Nitrogen is a vital component of amino acids and nucleic acids, which are the fundamental units of proteins and DNA. The nitrogen cycle begins with inert atmospheric nitrogen (N₂), which is generally unusable by living organisms. Nitrogen-fixing bacteria in the soil or on the roots of legumes transform the inert nitrogen into nitrates (NO₃^–) and ammonium (NH₄^–). Plants take up these compounds, synthesize the 20 amino acids found in nature, and transform them into plant proteins; animals, typically only able to synthesize eight of the 20 amino acids, eat the plants and produce protein using the plant’s materials. Plants and animals give off nitrogen waste and death products in the form of ammonia (NH₃). One of two things can happen to the ammonia: (1) nitrifying bacteria transform the ammonia into nitrites (NO₂) and then to nitrates (NO₃^–), which reenter the cycle when they are taken up by plants; (2) denitrifying bacteria break down the ammonia to produce inert nitrogen (N₂).

The cycling of water and phosphorus are also important, as these substances are limited and vital to the life processes of most organisms.

The majority of the Earth’s water resides in the oceans and lakes, which act as water storage depots. This water escapes into the atmosphere through evaporation and condenses into clouds. Precipitation in the form of rain, snow, hail, etc., returns water to the ocean and lakes and also brings water to dry land. Water on land may either return to the oceans and lakes as runoff or penetrate into the soil and seep out as groundwater.

Oxygen and sunlight are both vital to most forms of life. The relative abundance or lack of oxygen in a particular geographic or physical locale will create competition among organisms and drive evolution. Oxygen is abundant in the atmosphere and is therefore readily available to terrestrial species. But in order to penetrate aquatic environments, oxygen must be dissolved in water, where it exists in smaller concentration.

Like oxygen, sunlight is necessary to life for most organisms. In terrestrial species, competition for sunlight has pushed evolution of plants, with some plants growing broader leaves and branching to capture more rays. Sunlight cannot travel through water as easily as it can travel through air, so at great ocean depths, light is scarce. At these sorts of depths, autotrophic organisms have to find some way to produce energy that does not use light, such as chemosynthesis.

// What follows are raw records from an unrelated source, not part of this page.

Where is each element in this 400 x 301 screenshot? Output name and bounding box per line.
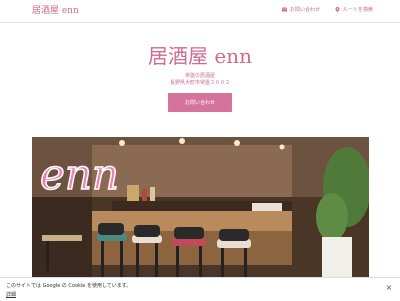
contact-button[interactable]: お問い合わせ <box>168 93 232 112</box>
mail-icon <box>282 7 287 12</box>
hero-title: 居酒屋 enn <box>148 44 252 68</box>
nav-contact-label: お問い合わせ <box>290 7 321 13</box>
interior-illustration: enn <box>32 137 369 277</box>
photo-logo-text: enn <box>40 150 119 199</box>
nav-route-link[interactable]: ルートを検索 <box>335 6 373 13</box>
hero-tagline: 常盤の居酒屋 <box>184 73 215 79</box>
cookie-notice-text: このサイトでは Google の Cookie を使用しています。 <box>6 283 132 289</box>
nav-route-label: ルートを検索 <box>343 7 374 13</box>
site-brand-link[interactable]: 居酒屋 enn <box>32 3 79 16</box>
restaurant-interior-photo: enn <box>32 137 369 277</box>
hero-address: 長野県大町市常盤３６０２ <box>169 80 230 86</box>
nav-contact-link[interactable]: お問い合わせ <box>282 6 320 13</box>
location-pin-icon <box>335 7 340 12</box>
cookie-notice-bar: このサイトでは Google の Cookie を使用しています。 詳細 × <box>0 277 400 301</box>
top-navigation-bar: 居酒屋 enn お問い合わせ ルートを検索 <box>0 0 400 23</box>
close-icon[interactable]: × <box>385 284 393 292</box>
cookie-details-link[interactable]: 詳細 <box>6 291 16 298</box>
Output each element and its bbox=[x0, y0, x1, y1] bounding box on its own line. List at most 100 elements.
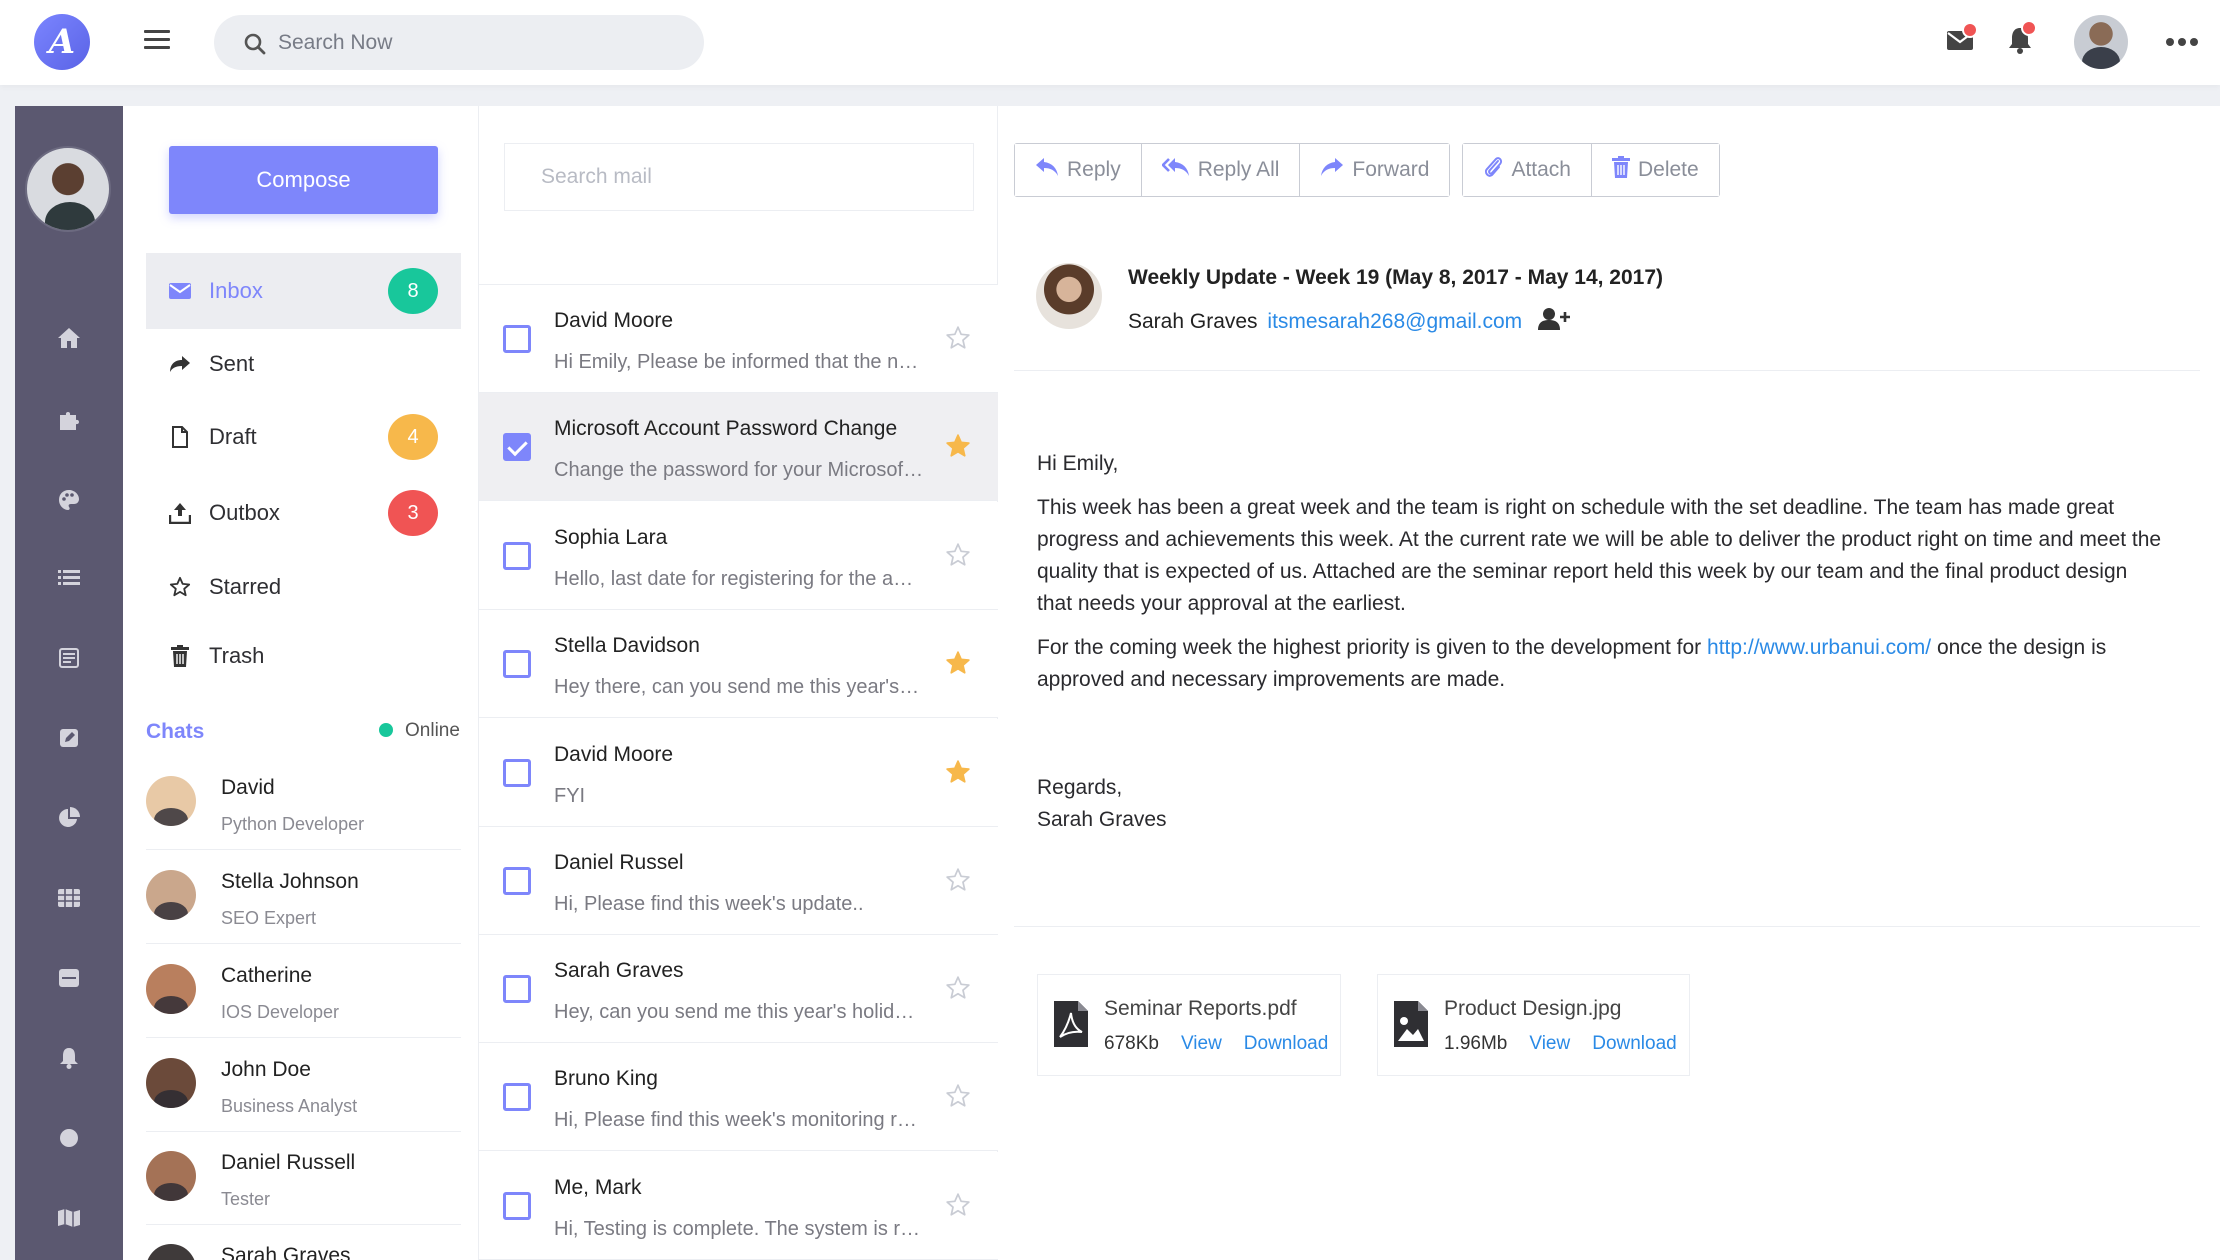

The nature of soil determines which populations can be sustained in a given ecosystem. High acidity inhibits most plant growth but may be ideal for some plants that are better adapted to acidic soil. The texture of the soil and amount of clay it contains affect its ability to retain water, while the presence of minerals and decaying organic matter influences the types of plant life that can be supported.